Long distance trains which require advance reservations and supplements to be paid are classified as follows:
- ALS (Alaris) - tilting trains that don't use high speed lines (mainly used to provide some of the express trains on route between Barcelona - Valencia - Alicante)
- AVE (Alta Velocita Espanola) - long distance trains that travel on high speed lines for virtually all of the journey
- ALV (Alvia)- long distance trains that travel on high speed lines for a percentage (often approx only 25% of the total journey)
- ALT (Altaria) - long distance trains using the high speed line (on which they are not as fast as AVE trains) between Madrid for for much of their journey but serve destinations other than Seville and Malaga.
- ARC (Arco) - Spain's closet equivalent to conventional express IC trains,which travel particularly long distances, primarily on journeys between Barcelona and north-west Spain
- AV (Avant)- Short distance (shuttle) trains on high speed lines (rail pass users are advised to purchase separate tickets or avoid these trains) EM (Euromed) - Use the non-high speed line on the Barcelona - Valencia - Alicante route (on which they are slightly faster than ALS trains
- TLG (Talgo)- Uniquely Spanish long distance express trains that don't use the high speed lines
If you're unfamiliar with travel by train in Spain the different train types can seem daunting, but in fact the different classifications are a useful tool when planning rail travel in the country. Take a look at the 'Spanish Trains' guide on therebytrain.com - to the left.
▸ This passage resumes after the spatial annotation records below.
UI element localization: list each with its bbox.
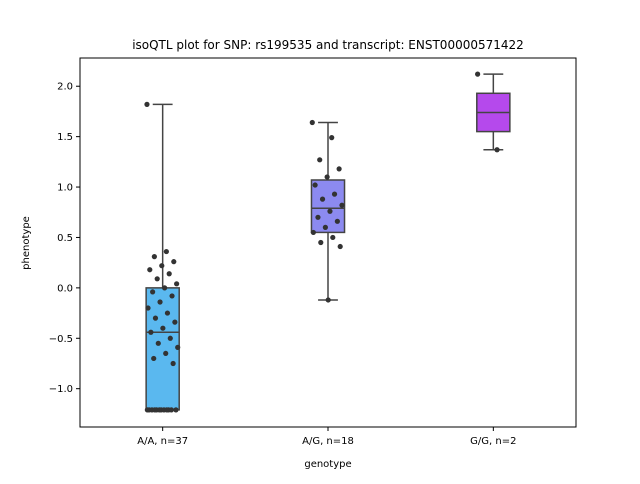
data-point [169,293,175,299]
data-point [163,350,169,357]
chart-title: isoQTL plot for SNP: rs199535 and transc… [132,38,524,52]
y-tick-label: −1.0 [49,384,73,395]
x-axis: A/A, n=37 A/G, n=18 G/G, n=2 [137,427,516,447]
data-point [150,289,156,295]
data-point [168,407,174,413]
y-tick-label: 0.5 [57,233,73,244]
y-axis-label: phenotype [21,216,32,270]
data-point [144,407,150,413]
data-point [159,263,165,269]
y-tick-label: 2.0 [57,82,73,93]
data-point [145,305,151,311]
x-tick-label: A/A, n=37 [137,436,188,447]
y-tick-label: −0.5 [49,334,73,345]
data-point [148,329,154,335]
data-point [331,191,338,197]
data-point [329,135,335,141]
y-tick-label: 1.0 [57,183,73,194]
data-point [173,407,179,413]
points-a-g-n-18 [309,119,345,303]
x-tick-label: G/G, n=2 [470,436,516,447]
data-point [322,224,328,230]
points-a-a-n-37 [144,101,181,413]
data-point [324,174,330,180]
iqr-box-a-g-n-18 [310,179,346,234]
data-point [330,234,336,241]
data-point [172,319,178,325]
data-point [156,407,162,413]
data-point [339,202,345,208]
data-point [337,243,343,250]
plot-area [144,71,511,413]
data-point [171,259,177,265]
data-point [155,340,161,346]
data-point [151,355,157,362]
data-point [164,310,171,316]
data-point [152,315,159,321]
data-point [144,101,150,107]
data-point [163,248,169,255]
data-point [318,239,324,246]
y-tick-label: 0.0 [57,283,73,294]
data-point [167,335,173,341]
y-tick-label: 1.5 [57,132,73,143]
x-axis-label: genotype [304,459,351,470]
data-point [475,71,481,77]
box-a-g-n-18 [310,121,346,301]
data-point [309,119,315,126]
data-point [336,166,342,172]
data-point [154,276,160,282]
data-point [334,218,340,224]
data-point [319,196,326,202]
data-point [160,325,166,331]
data-point [310,229,316,236]
x-tick-label: A/G, n=18 [302,436,354,447]
data-point [312,182,318,188]
data-point [170,360,176,367]
data-point [325,297,331,303]
points-g-g-n-2 [475,71,500,153]
data-point [315,214,321,220]
y-axis: −1.0 −0.5 0.0 0.5 1.0 1.5 2.0 [49,82,80,395]
data-point [327,208,333,214]
data-point [162,285,168,291]
data-point [175,344,181,350]
box-a-a-n-37 [145,103,180,411]
data-point [174,281,180,287]
data-point [157,299,163,305]
data-point [494,147,500,153]
data-point [151,254,157,260]
box-g-g-n-2 [476,73,511,151]
data-point [164,407,170,413]
iqr-box-a-a-n-37 [145,287,180,411]
data-point [166,271,172,277]
data-point [147,267,153,273]
data-point [152,407,158,413]
data-point [317,157,323,163]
Making the effort to learn how the Spanish rail system works is rewarded by the opportunity to travel on some of the most modern and comfortable trains in Europe. An added benefit is that many lines cross spectacular landscapes, so travelling by train in Spain is often a memorable experience.
Rail Passes in Spain :
Rail pass holders often avoid travelling in or to/from Spain because of the need to make so many preparations in advance of boarding the train including the supplements that have to be paid.
Therebytrain.com's advice is don't let the seemingly complex conditions that apply to using your pass stand in your way.
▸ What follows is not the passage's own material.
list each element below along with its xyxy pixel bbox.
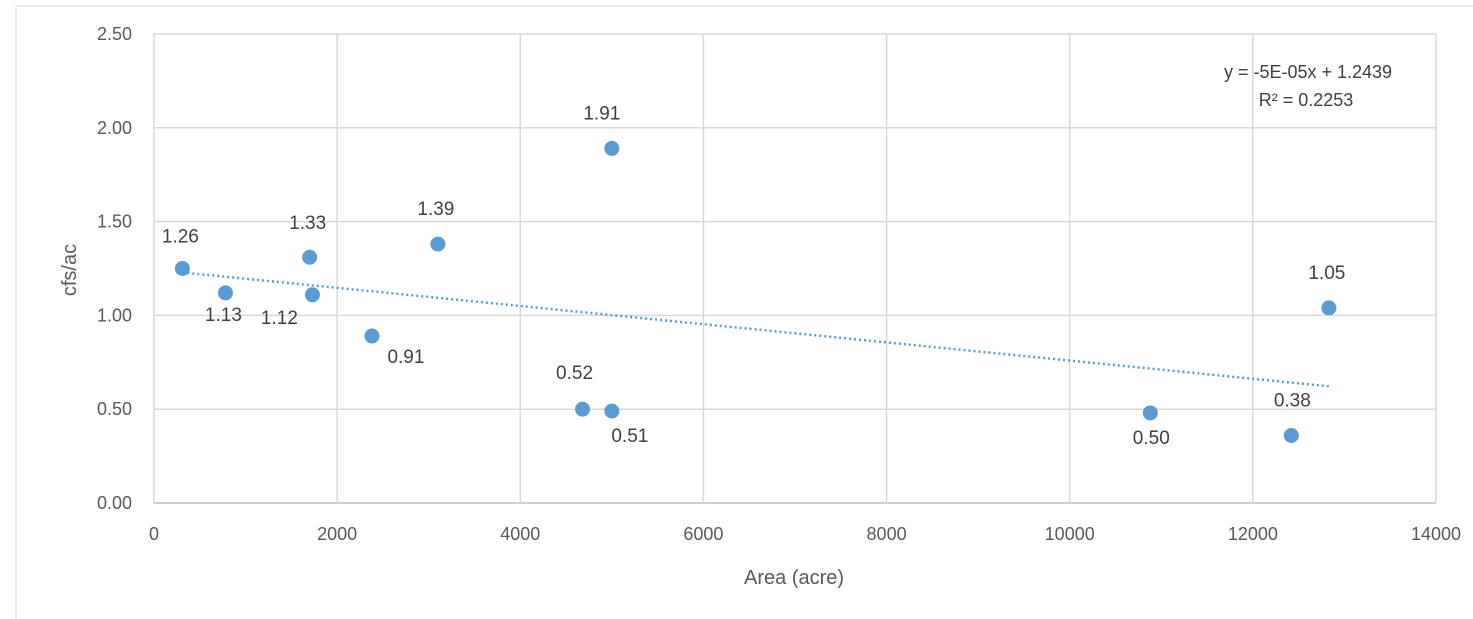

Reservations and supplements for multiple journeys (both within and to/from Spain) can be made in one visit to a station booking office and the supplements for travel on high speed lines can represent good value in 2nd class (particularly if the discounted tickets have sold out)
For example assuming a not untypical daily rail pass usage rate of €40 and paying the €10 supplement, a Eurail ot InterRail pass will still save approx €30-40 on a non-discounted Barcelona - Madrid journey by AVE train.
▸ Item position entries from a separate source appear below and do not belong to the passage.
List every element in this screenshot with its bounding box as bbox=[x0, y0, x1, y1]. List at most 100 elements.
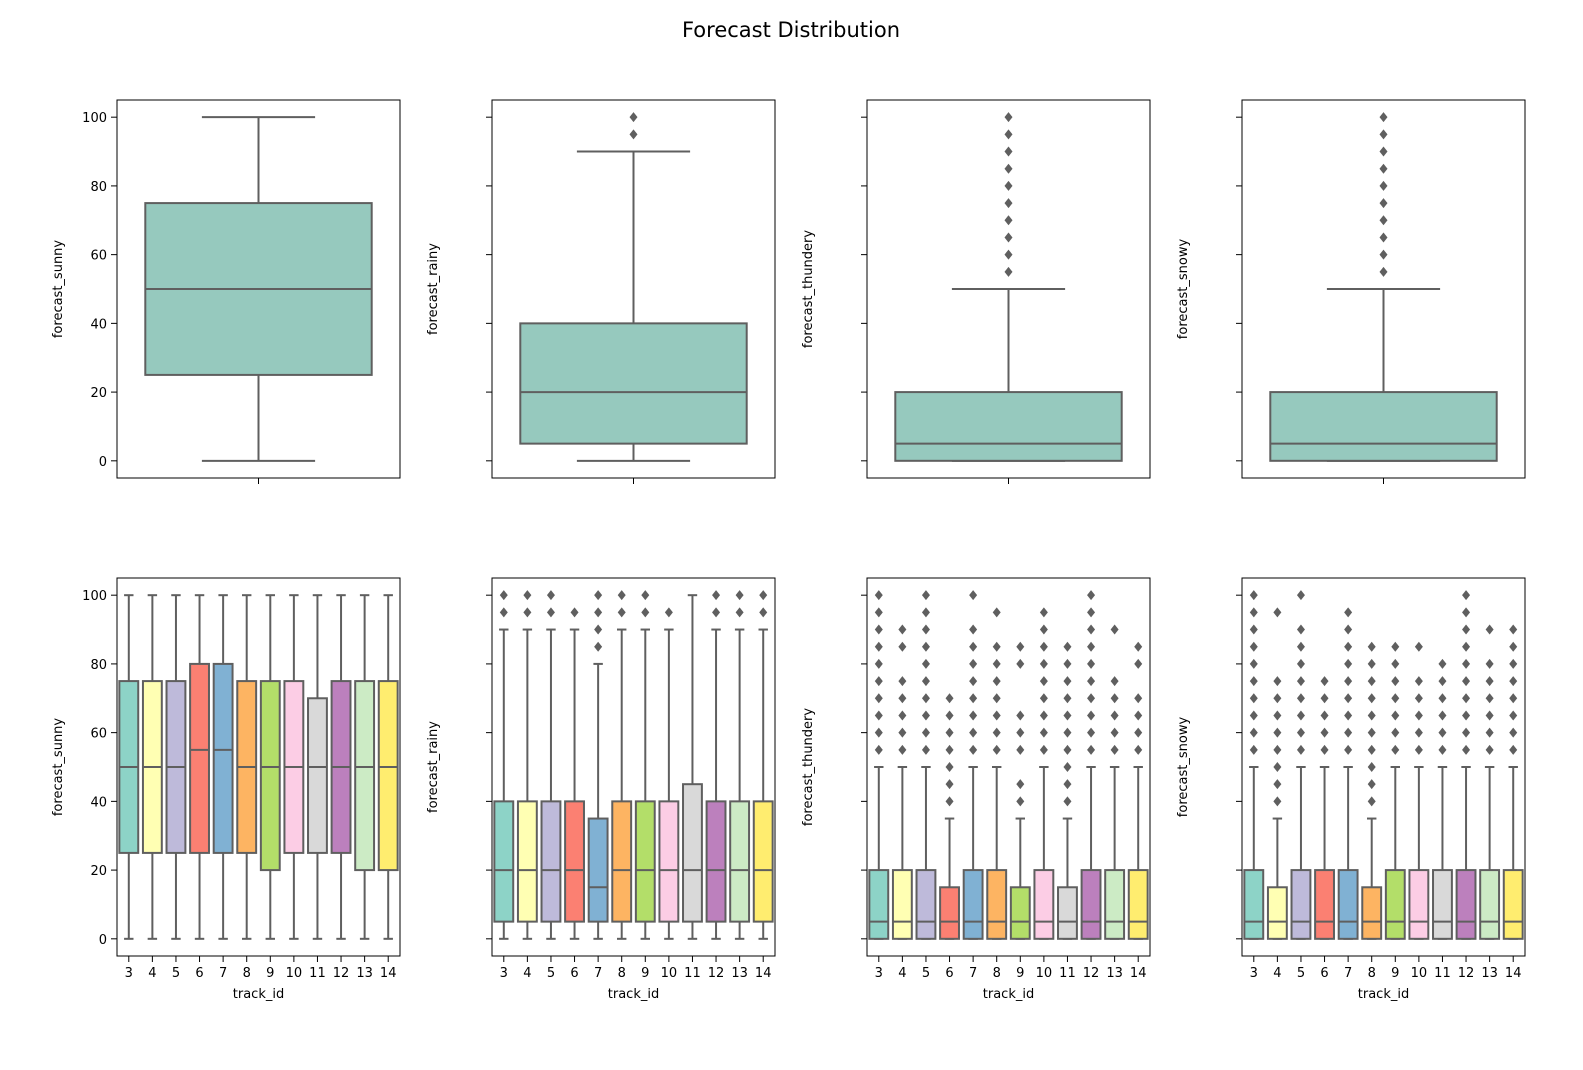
outlier-point bbox=[1379, 266, 1388, 277]
y-tick-label: 20 bbox=[90, 864, 107, 879]
outlier-point bbox=[1004, 180, 1013, 191]
iqr-box bbox=[1314, 869, 1335, 940]
box-14 bbox=[1127, 641, 1149, 940]
axes-frame bbox=[1241, 577, 1526, 957]
outlier-point bbox=[1485, 658, 1494, 669]
iqr-box bbox=[634, 800, 656, 923]
outlier-point bbox=[1379, 112, 1388, 123]
x-tick-label: 11 bbox=[309, 966, 326, 981]
iqr-box bbox=[1009, 886, 1031, 940]
outlier-point bbox=[969, 676, 978, 687]
outlier-point bbox=[1438, 744, 1447, 755]
iqr-box bbox=[1432, 869, 1453, 940]
iqr-box bbox=[729, 800, 751, 923]
outlier-point bbox=[1391, 658, 1400, 669]
x-tick-label: 9 bbox=[641, 966, 649, 981]
outlier-point bbox=[1391, 693, 1400, 704]
outlier-point bbox=[898, 693, 907, 704]
outlier-point bbox=[1367, 796, 1376, 807]
y-tick-label: 80 bbox=[90, 658, 107, 673]
outlier-point bbox=[1273, 710, 1282, 721]
x-tick-label: 14 bbox=[1130, 966, 1147, 981]
box-6 bbox=[564, 607, 585, 940]
x-tick-label: 3 bbox=[500, 966, 508, 981]
outlier-point bbox=[641, 607, 650, 618]
outlier-point bbox=[1509, 744, 1518, 755]
box-11 bbox=[1057, 641, 1078, 940]
outlier-point bbox=[898, 676, 907, 687]
box-6 bbox=[189, 594, 210, 940]
y-axis-label: forecast_rainy bbox=[426, 243, 441, 335]
outlier-point bbox=[921, 727, 930, 738]
outlier-point bbox=[1438, 676, 1447, 687]
outlier-point bbox=[874, 624, 883, 635]
x-tick-label: 5 bbox=[547, 966, 555, 981]
box-12 bbox=[330, 594, 352, 940]
outlier-point bbox=[1273, 727, 1282, 738]
outlier-point bbox=[1039, 693, 1048, 704]
outlier-point bbox=[1063, 796, 1072, 807]
box-12 bbox=[1455, 590, 1477, 940]
outlier-point bbox=[1134, 710, 1143, 721]
subplot-8: forecast_snowy 3 4 5 6 7 8 9 10 11 12 13 14 track_id bbox=[1176, 577, 1526, 1002]
outlier-point bbox=[499, 590, 508, 601]
outlier-point bbox=[1249, 590, 1258, 601]
outlier-point bbox=[1087, 658, 1096, 669]
outlier-point bbox=[594, 607, 603, 618]
outlier-point bbox=[1004, 215, 1013, 226]
outlier-point bbox=[1462, 744, 1471, 755]
outlier-point bbox=[874, 710, 883, 721]
box-11 bbox=[1432, 658, 1453, 940]
box-8 bbox=[236, 594, 258, 940]
x-axis-label: track_id bbox=[983, 987, 1034, 1002]
outlier-point bbox=[1004, 232, 1013, 243]
outlier-point bbox=[1367, 693, 1376, 704]
outlier-point bbox=[1249, 624, 1258, 635]
x-tick-label: 14 bbox=[1505, 966, 1522, 981]
box-12 bbox=[705, 590, 727, 940]
outlier-point bbox=[1367, 658, 1376, 669]
outlier-point bbox=[735, 590, 744, 601]
outlier-point bbox=[1016, 796, 1025, 807]
outlier-point bbox=[1509, 710, 1518, 721]
box-10 bbox=[658, 607, 680, 940]
y-tick-label: 60 bbox=[90, 249, 107, 264]
outlier-point bbox=[1438, 658, 1447, 669]
iqr-box bbox=[1408, 869, 1430, 940]
outlier-point bbox=[1462, 693, 1471, 704]
outlier-point bbox=[921, 641, 930, 652]
outlier-point bbox=[1134, 641, 1143, 652]
box-7 bbox=[587, 590, 609, 940]
outlier-point bbox=[1004, 163, 1013, 174]
outlier-point bbox=[1379, 249, 1388, 260]
iqr-box bbox=[1266, 886, 1288, 940]
box-4 bbox=[891, 624, 913, 940]
outlier-point bbox=[1367, 676, 1376, 687]
box-5 bbox=[1290, 590, 1312, 940]
axes-frame bbox=[116, 577, 401, 957]
outlier-point bbox=[1462, 641, 1471, 652]
x-tick-label: 10 bbox=[1411, 966, 1428, 981]
outlier-point bbox=[1110, 744, 1119, 755]
box-11 bbox=[682, 594, 703, 940]
outlier-point bbox=[1063, 641, 1072, 652]
outlier-point bbox=[735, 607, 744, 618]
subplot-4: forecast_snowy bbox=[1176, 99, 1526, 484]
outlier-point bbox=[969, 727, 978, 738]
outlier-point bbox=[1509, 624, 1518, 635]
outlier-point bbox=[1249, 676, 1258, 687]
outlier-point bbox=[1063, 762, 1072, 772]
iqr-box bbox=[307, 697, 328, 854]
box-13 bbox=[1479, 624, 1501, 940]
outlier-point bbox=[1296, 590, 1305, 601]
outlier-point bbox=[969, 590, 978, 601]
outlier-point bbox=[1320, 693, 1329, 704]
outlier-point bbox=[1462, 727, 1471, 738]
outlier-point bbox=[629, 112, 638, 123]
outlier-point bbox=[874, 676, 883, 687]
iqr-box bbox=[212, 662, 234, 854]
axes-frame bbox=[491, 99, 776, 479]
outlier-point bbox=[1462, 710, 1471, 721]
outlier-point bbox=[1273, 676, 1282, 687]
Aside from travel along the Mediterranean coast from the French border, as far south as Alicante, (local trains link the towns on this route) passengers often have little alternative to paying the premium for the fast services. The express trains that have been introduced in recent years have generally replaced the conventional services that previously operated between cities.
Reservations are also compulsory on certain journeys on shorter routes marked on timetables as MD, R-598 or TRD. Reservation fees can be paid when boarding the train, but they are cheaper when purchased in advance of travel.
The Costa Del Sol:
Outside of the major cities the only route that offers a ‘turn up and go’ service of trains that run at least every half hour throughout the day is the Costa Del Sol route, Malaga – Malaga Airport – Torremolinos – Benalmadena – Fuengirola.